La Bourse de Bruxelles ouvrait en hausse (+0,95%). L'indice Bel 20 commençait à 3.477 points.

La Bourse de Paris a ouvert en nette hausse (+1,12%). A 09H00 (07H00 GMT), l'indice CAC 40 avançait de 55,72 points à 5.026,20. Vendredi, la cote parisienne a clôturé en hausse de 1,01%.

La Bourse de Francfort évoluait en hausse, le Dax gagnant 1,16%. Vers 07h10 GMT, l'indice vedette prenait 146,4 points à 12.780,15 points, tandis que le Mdax des valeurs moyennes s'appréciait de 0,69% à 26.860,28 points.

La Bourse de Londres a ouvert en nette hausse. L'indice FTSE 100 des principales valeurs prenait 1,14% à 6.165,01 points vers 07H40 GMT.

"Les investisseurs sont en mode appétit pour le risque", résume David Madden, analyste pour CMC Markets.

Ils se réjouissent d'une information de la biotech américaine Gilead concernant les signes positifs de son traitement à base de Remdesivir.

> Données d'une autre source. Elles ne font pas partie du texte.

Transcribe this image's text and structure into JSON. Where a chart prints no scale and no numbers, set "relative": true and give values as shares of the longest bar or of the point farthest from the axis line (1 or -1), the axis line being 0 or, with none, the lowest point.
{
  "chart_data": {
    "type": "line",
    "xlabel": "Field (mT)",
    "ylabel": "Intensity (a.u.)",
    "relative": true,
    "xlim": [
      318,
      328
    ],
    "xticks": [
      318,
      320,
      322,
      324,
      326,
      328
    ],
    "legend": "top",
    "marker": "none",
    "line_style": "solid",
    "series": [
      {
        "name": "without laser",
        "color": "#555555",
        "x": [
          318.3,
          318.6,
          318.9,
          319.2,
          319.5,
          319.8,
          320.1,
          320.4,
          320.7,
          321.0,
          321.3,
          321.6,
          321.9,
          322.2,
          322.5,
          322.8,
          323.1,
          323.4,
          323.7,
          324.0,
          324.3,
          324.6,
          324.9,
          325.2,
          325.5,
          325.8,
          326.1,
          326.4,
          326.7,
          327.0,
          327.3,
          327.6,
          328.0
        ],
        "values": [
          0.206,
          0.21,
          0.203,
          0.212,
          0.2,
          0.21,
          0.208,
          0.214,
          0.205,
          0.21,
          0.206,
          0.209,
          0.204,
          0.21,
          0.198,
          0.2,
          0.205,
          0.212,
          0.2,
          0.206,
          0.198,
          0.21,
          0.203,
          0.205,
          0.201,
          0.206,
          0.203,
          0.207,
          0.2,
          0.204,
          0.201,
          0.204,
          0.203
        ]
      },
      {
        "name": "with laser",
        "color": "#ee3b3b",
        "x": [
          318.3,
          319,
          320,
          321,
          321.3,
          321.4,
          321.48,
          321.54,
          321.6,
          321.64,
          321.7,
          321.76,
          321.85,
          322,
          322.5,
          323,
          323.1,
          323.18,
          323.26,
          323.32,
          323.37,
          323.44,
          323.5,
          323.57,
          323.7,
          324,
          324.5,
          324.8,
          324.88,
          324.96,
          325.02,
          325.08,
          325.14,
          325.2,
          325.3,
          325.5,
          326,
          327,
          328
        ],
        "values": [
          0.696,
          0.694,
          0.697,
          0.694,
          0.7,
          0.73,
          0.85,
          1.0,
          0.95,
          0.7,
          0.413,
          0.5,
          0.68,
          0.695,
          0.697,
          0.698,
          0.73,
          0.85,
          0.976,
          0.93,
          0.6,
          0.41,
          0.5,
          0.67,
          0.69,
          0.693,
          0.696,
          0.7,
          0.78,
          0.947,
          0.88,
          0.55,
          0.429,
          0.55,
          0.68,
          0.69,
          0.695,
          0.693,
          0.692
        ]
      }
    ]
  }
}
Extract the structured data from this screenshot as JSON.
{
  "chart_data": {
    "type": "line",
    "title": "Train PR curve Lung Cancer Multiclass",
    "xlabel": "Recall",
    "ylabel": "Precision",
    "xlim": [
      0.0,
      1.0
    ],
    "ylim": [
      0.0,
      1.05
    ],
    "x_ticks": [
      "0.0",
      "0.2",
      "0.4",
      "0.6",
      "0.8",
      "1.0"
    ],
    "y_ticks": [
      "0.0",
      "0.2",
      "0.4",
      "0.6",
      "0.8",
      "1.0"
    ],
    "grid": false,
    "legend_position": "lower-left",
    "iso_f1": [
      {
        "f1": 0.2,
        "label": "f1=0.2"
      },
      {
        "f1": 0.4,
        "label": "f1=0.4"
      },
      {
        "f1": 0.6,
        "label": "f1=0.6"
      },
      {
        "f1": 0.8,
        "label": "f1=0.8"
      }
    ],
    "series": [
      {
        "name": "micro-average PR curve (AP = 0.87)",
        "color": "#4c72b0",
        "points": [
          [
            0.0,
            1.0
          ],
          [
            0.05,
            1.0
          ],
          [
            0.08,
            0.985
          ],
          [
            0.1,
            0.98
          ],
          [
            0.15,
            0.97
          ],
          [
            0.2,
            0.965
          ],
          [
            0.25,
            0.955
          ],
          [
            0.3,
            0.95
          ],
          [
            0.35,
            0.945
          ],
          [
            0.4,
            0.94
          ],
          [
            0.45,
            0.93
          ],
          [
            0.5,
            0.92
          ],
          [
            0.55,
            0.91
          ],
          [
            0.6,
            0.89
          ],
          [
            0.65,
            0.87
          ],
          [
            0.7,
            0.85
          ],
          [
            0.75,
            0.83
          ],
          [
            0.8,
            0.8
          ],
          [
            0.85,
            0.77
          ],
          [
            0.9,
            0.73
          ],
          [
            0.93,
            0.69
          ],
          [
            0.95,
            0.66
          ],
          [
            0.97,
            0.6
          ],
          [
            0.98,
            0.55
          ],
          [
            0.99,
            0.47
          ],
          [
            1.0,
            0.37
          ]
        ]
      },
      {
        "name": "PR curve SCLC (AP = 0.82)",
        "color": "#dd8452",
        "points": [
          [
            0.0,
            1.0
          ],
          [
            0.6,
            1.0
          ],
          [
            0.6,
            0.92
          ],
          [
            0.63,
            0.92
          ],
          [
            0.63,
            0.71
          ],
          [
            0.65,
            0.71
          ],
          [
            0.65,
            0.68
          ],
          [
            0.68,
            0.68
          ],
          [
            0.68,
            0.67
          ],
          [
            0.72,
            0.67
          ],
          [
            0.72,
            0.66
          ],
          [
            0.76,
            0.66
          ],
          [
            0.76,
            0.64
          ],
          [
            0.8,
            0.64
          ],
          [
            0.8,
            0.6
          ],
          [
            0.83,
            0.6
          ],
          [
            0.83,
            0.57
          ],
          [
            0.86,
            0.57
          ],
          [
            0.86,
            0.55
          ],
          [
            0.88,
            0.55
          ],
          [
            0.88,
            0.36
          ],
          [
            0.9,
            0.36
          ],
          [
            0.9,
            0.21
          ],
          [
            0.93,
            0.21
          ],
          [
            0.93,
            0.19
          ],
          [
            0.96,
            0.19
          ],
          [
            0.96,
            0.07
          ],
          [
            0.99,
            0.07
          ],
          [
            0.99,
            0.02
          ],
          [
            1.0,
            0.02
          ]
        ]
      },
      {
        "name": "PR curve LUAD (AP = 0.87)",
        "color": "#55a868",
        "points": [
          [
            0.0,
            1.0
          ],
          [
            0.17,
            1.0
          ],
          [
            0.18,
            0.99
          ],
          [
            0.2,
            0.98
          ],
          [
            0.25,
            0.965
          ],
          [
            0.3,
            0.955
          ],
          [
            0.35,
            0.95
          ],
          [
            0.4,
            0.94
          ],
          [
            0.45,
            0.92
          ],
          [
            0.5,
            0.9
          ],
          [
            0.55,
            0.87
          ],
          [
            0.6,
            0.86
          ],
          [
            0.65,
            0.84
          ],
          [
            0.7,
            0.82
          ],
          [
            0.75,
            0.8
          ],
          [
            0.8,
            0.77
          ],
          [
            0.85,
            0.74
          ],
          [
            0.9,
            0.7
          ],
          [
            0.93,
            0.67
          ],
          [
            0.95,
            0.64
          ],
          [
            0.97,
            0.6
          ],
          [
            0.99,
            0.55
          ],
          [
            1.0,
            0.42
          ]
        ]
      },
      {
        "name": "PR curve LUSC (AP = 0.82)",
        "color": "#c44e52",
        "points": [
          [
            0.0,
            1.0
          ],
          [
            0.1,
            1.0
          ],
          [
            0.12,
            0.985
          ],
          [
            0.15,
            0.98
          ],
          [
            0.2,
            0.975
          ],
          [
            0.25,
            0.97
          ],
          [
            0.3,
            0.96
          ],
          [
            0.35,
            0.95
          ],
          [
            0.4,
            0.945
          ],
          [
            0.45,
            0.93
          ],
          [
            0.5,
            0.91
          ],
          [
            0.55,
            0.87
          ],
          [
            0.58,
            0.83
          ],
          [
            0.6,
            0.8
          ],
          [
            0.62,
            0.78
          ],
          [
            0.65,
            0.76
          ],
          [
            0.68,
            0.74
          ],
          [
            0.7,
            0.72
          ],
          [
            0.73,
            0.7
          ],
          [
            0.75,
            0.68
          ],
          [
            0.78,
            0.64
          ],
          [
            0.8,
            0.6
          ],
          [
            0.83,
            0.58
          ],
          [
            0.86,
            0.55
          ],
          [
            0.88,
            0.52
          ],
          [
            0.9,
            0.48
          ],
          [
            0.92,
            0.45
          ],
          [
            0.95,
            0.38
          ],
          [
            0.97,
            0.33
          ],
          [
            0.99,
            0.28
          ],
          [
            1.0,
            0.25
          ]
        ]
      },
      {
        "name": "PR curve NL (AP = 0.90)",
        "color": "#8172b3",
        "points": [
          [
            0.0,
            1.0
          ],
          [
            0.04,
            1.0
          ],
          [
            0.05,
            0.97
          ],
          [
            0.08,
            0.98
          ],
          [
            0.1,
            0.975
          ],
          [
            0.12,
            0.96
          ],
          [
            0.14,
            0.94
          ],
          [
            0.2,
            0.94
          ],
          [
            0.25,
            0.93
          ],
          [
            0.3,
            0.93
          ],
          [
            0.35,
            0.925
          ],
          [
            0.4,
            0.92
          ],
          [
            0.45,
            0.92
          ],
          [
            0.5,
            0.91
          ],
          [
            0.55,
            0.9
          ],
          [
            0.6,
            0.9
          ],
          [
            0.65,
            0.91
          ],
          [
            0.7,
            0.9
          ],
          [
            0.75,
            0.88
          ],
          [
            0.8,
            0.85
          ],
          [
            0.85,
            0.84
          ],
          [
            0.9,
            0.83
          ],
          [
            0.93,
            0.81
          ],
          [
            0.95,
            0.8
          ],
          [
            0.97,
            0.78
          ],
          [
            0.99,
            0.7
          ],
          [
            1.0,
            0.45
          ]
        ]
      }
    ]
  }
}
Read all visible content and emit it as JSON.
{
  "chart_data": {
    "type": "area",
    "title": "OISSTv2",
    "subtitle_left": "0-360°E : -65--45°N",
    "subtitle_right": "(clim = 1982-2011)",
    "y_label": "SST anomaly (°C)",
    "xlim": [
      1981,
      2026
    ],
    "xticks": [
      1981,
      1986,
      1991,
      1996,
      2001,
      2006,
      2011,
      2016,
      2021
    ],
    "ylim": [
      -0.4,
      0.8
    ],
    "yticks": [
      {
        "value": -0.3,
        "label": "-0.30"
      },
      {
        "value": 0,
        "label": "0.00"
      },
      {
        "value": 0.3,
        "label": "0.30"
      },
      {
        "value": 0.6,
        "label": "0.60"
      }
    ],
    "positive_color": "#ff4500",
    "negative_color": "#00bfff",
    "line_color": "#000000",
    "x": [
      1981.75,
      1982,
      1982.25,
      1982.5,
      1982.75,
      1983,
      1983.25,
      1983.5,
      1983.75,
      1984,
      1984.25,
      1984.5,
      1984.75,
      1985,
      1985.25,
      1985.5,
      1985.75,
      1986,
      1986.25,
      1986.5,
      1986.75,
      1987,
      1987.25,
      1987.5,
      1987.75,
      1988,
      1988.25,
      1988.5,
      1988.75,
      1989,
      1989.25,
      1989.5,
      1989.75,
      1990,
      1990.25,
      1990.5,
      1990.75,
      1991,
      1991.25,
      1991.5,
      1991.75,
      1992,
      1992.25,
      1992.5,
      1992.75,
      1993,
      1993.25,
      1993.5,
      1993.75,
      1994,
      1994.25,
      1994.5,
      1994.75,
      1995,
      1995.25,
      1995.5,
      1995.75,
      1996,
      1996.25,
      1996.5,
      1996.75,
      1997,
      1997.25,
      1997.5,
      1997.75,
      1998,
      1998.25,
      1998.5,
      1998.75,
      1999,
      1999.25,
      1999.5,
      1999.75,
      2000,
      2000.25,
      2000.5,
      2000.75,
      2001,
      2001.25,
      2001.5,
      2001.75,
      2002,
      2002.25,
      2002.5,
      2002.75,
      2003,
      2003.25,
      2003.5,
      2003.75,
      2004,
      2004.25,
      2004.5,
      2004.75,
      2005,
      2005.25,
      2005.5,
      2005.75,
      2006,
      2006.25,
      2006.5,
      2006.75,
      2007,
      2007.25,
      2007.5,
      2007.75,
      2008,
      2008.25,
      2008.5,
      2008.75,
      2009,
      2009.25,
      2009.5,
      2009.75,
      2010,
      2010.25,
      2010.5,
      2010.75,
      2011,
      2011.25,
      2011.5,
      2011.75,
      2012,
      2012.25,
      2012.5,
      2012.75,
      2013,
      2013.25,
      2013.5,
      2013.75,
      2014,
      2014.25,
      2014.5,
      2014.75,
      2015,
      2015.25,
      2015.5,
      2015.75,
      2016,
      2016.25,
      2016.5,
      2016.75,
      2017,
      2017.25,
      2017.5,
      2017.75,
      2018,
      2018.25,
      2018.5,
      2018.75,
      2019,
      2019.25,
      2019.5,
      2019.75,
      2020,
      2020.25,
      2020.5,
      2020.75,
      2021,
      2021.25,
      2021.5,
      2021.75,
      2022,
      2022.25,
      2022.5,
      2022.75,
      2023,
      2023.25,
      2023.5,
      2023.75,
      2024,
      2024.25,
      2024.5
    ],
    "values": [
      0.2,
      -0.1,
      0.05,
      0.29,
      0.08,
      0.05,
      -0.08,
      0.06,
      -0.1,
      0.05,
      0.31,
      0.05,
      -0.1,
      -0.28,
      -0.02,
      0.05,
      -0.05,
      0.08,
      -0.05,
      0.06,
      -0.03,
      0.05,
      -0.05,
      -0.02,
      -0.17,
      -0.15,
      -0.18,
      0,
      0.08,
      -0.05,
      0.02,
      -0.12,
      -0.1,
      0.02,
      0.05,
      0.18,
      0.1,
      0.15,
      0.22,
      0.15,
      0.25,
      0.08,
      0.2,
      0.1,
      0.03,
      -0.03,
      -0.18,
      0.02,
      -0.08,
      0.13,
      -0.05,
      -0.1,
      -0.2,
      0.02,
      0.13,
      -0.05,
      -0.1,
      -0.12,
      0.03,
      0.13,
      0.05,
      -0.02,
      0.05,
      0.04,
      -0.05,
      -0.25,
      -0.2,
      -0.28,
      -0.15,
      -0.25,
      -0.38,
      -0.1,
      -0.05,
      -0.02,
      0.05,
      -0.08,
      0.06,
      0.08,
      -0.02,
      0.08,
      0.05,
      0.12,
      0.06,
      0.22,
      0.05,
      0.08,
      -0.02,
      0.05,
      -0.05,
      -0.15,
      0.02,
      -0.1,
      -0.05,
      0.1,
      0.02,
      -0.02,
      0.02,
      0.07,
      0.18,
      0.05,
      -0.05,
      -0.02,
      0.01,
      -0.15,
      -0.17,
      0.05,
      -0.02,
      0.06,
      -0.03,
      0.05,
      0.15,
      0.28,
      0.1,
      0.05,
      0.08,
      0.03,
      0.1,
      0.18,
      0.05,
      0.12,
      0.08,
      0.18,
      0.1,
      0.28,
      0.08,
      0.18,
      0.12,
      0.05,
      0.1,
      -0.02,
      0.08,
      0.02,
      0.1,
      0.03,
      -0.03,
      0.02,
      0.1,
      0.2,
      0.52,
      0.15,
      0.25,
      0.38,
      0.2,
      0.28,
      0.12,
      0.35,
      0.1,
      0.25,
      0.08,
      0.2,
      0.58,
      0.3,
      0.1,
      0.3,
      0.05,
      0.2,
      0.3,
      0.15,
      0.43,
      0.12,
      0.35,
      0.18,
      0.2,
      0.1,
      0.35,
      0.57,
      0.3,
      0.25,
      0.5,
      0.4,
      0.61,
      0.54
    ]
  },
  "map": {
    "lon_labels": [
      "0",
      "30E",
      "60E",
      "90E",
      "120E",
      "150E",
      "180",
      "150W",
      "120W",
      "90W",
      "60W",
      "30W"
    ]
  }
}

Et d'une autre annonce de BioNtech, le partenaire allemand du laboratoire américain Pfizer dans le développement d'un vaccin contre le Covid, selon laquelle une demande de mise sur le marché pourrait être soumis aux autorités sanitaires avant la fin de l'année.

Au-delà de ces bonnes nouvelles, la pandémie continue de se propager, obligeant l'Afrique du Sud à réimposer un couvre-feu national dimanche alors que les restrictions avaient été en partie levées en mai.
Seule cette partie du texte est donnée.